Beruntung ada jatpack. Kowalsky dapat meraih Stone kembali, dan mereka berdua kembali bersatu dan terombang-ambing bareng. Mereka ngepot-ngepot terbang ke stasiun terdekat, yaitu International Space Station (ISS). Dan lagi-lagi, Kowalsky ngeluarin celotehan keren selain ocehan tentang pengalaman hidupnya ketika keadaan masih baik-baik saja sebelumnya. Kowalsky mengeluarkan analisisnya, karena hujan satelit itu akan mengelilingi orbit bumi, dengan kecepatan mendekati peluru, maka akan ada hujan satelit lagi dalam 90 menit.

Dan yak, hujan satelit terjadi lagi. Sialnya itu terjadi sesaat setelah mereka sampai di ISS. Stasiun pun hancur dan kali ini, Kowalsky dan Stone benar-benar terpisah, Stone masih terikat di ISS, dan Kowalsky benar-benar mengapung lepas di angkasa. Kadar oksigen di baju astronot Stone tinggal kurang dari 6%. Yang terburuk, Stone sekarang jadi benar-benar sendiri. Tanpa Kowalsky beserta wejangan-wejangan hidupnya.

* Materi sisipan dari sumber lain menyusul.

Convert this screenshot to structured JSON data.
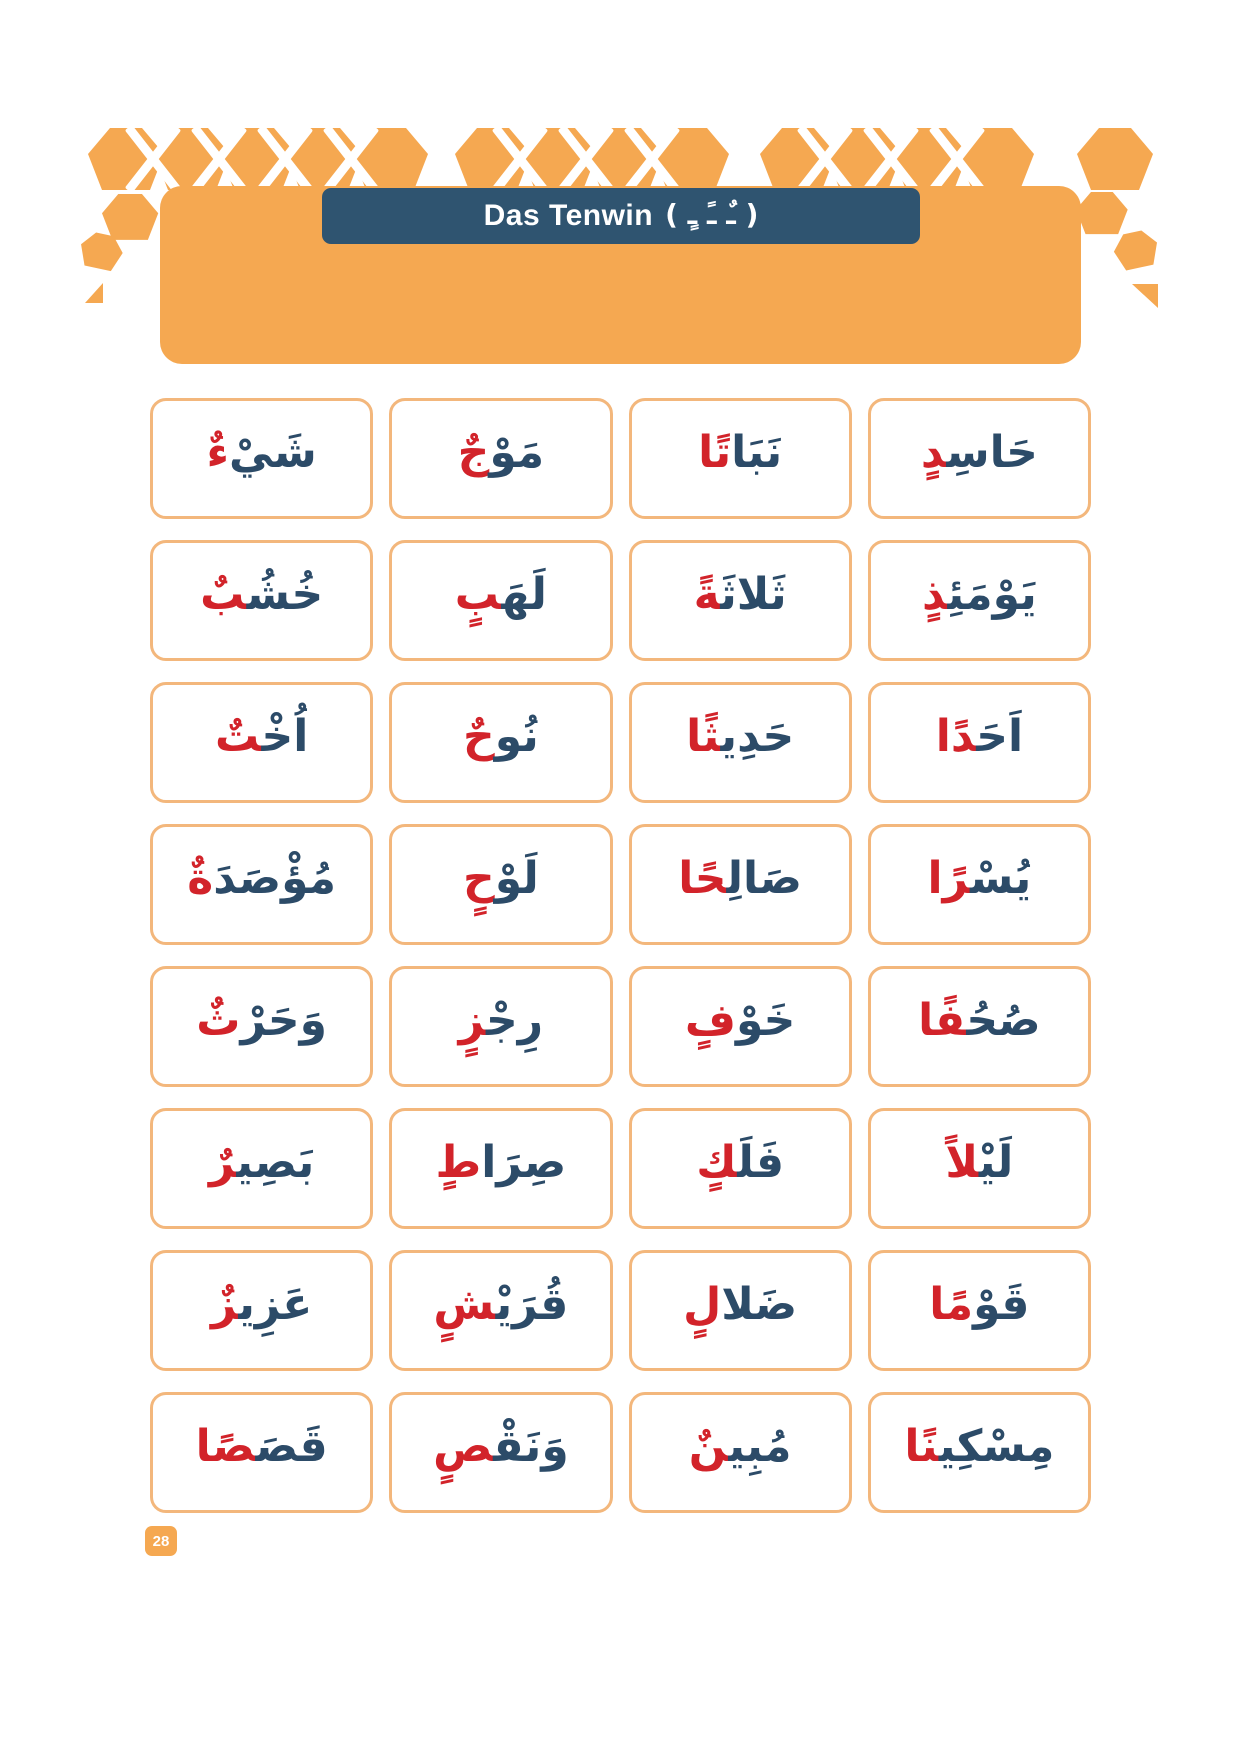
{
  "page": {
    "page_number": "28"
  },
  "header": {
    "title": "Das Tenwin",
    "tanween_marks": "( ـٌ ـً ـٍ )"
  },
  "colors": {
    "orange": "#F5A851",
    "card_border": "#F3B77C",
    "header_bar_blue": "#2F5470",
    "word_navy": "#2C4B68",
    "word_red": "#D2232A",
    "card_bg": "#FFFFFF",
    "page_bg": "#FFFFFF",
    "badge_text": "#FFFFFF"
  },
  "grid": {
    "reading_direction": "rtl",
    "note": "cells are in Arabic reading order, rightmost card first; dark = navy part, red = tanween part",
    "rows": [
      {
        "cells": [
          {
            "word": "حَاسِدٍ",
            "dark": "حَاسِ‍",
            "red": "‍دٍ"
          },
          {
            "word": "نَبَاتًا",
            "dark": "نَبَا",
            "red": "تًا"
          },
          {
            "word": "مَوْجٌ",
            "dark": "مَوْ",
            "red": "جٌ"
          },
          {
            "word": "شَيْءٌ",
            "dark": "شَيْ",
            "red": "ءٌ"
          }
        ]
      },
      {
        "cells": [
          {
            "word": "يَوْمَئِذٍ",
            "dark": "يَوْمَئِ‍",
            "red": "‍ذٍ"
          },
          {
            "word": "ثَلاثَةً",
            "dark": "ثَلاثَ‍",
            "red": "‍ةً"
          },
          {
            "word": "لَهَبٍ",
            "dark": "لَهَ‍",
            "red": "‍بٍ"
          },
          {
            "word": "خُشُبٌ",
            "dark": "خُشُ‍",
            "red": "‍بٌ"
          }
        ]
      },
      {
        "cells": [
          {
            "word": "اَحَدًا",
            "dark": "اَحَ‍",
            "red": "‍دًا"
          },
          {
            "word": "حَدِيثًا",
            "dark": "حَدِي‍",
            "red": "‍ثًا"
          },
          {
            "word": "نُوحٌ",
            "dark": "نُو",
            "red": "حٌ"
          },
          {
            "word": "اُخْتٌ",
            "dark": "اُخْ‍",
            "red": "‍تٌ"
          }
        ]
      },
      {
        "cells": [
          {
            "word": "يُسْرًا",
            "dark": "يُسْ‍",
            "red": "‍رًا"
          },
          {
            "word": "صَالِحًا",
            "dark": "صَالِ‍",
            "red": "‍حًا"
          },
          {
            "word": "لَوْحٍ",
            "dark": "لَوْ",
            "red": "حٍ"
          },
          {
            "word": "مُؤْصَدَةٌ",
            "dark": "مُؤْصَدَ",
            "red": "ةٌ"
          }
        ]
      },
      {
        "cells": [
          {
            "word": "صُحُفًا",
            "dark": "صُحُ‍",
            "red": "‍فًا"
          },
          {
            "word": "خَوْفٍ",
            "dark": "خَوْ",
            "red": "فٍ"
          },
          {
            "word": "رِجْزٍ",
            "dark": "رِجْ‍",
            "red": "‍زٍ"
          },
          {
            "word": "وَحَرْثٌ",
            "dark": "وَحَرْ",
            "red": "ثٌ"
          }
        ]
      },
      {
        "cells": [
          {
            "word": "لَيْلاً",
            "dark": "لَيْ‍",
            "red": "‍لاً"
          },
          {
            "word": "فَلَكٍ",
            "dark": "فَلَ‍",
            "red": "‍كٍ"
          },
          {
            "word": "صِرَاطٍ",
            "dark": "صِرَا",
            "red": "طٍ"
          },
          {
            "word": "بَصِيرٌ",
            "dark": "بَصِي‍",
            "red": "‍رٌ"
          }
        ]
      },
      {
        "cells": [
          {
            "word": "قَوْمًا",
            "dark": "قَوْ",
            "red": "مًا"
          },
          {
            "word": "ضَلالٍ",
            "dark": "ضَلا",
            "red": "لٍ"
          },
          {
            "word": "قُرَيْشٍ",
            "dark": "قُرَيْ‍",
            "red": "‍شٍ"
          },
          {
            "word": "عَزِيزٌ",
            "dark": "عَزِي‍",
            "red": "‍زٌ"
          }
        ]
      },
      {
        "cells": [
          {
            "word": "مِسْكِينًا",
            "dark": "مِسْكِي‍",
            "red": "‍نًا"
          },
          {
            "word": "مُبِينٌ",
            "dark": "مُبِي‍",
            "red": "‍نٌ"
          },
          {
            "word": "وَنَقْصٍ",
            "dark": "وَنَقْ‍",
            "red": "‍صٍ"
          },
          {
            "word": "قَصَصًا",
            "dark": "قَصَ‍",
            "red": "‍صًا"
          }
        ]
      }
    ]
  }
}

Lalu gimana kelanjutannya? Apakah Stone berhasil pulang ke bumi? Apakah Stone bertemu Kowalsky kembali? Jawabannya cuma bisa kamu dapatkan dengan menonton film yang dijamin bakal berhasil bikin kamu berkali-kali tahan napas.

Cuarón berhasil naik-turunin emosi penonton dengan peak konflik yang berulang-ulang, tapi nggak ngebosenin. Bukan cuma tegang, tapi emosi yang muncul juga emosi sedih, terenyuh, takut, bahkan rindu. Ya, kamu yang menonton ini pasti sama merasakan rindu akan bumi.


Kamu juga akan dibuat terkesima dengan ‘kicauan’ Kowalsky ketika berbagi pengalaman hidupnya dan gimana dia mengayomi Stone sang astronot pembantu –yang sebenernya insinyur medis–. Kalimat demi kalimat yang dilontarkan Kowalsky dijamin bikin yang para cewek tenang, dan yang cowok mendadak pengin jadi seperti Kowalsky.

Gravity dibuat untuk jadi film 3D, tapi ketika gue tonton film ini di IMAX, ternyata nggak terlalu ‘3D’, kecuali di bagian hujan satelit. Tapi, nonton di IMAX jadi poin plus karena layarnya yang besar itu bisa menampung semesta yang indah seperti digambarkan dalam Gravity, seolah layar bioskop biasa nggak akan muat menampungnya. Dan ya, sound-nya itu, harus yang paling maksimal biar semakin larut dalam film karena beberapa scene dibuat dari sudut pandang astronotnya, jadi kamu bisa ngerasain seolah diri kamu bagian dari film.

Terakhir, singkat kata, siapin oksigen tambahan ketika masuk studio untuk menonton Gravity.

Dan ya, kalau kamu nontonnya bareng gebetan, Gravity bakal jadi bahan obrolan menarik untuk dibahas dan jadi memori yang membuat hati terjatuh karena gravitasi percakapan yang mesra dan seru di antara kalian.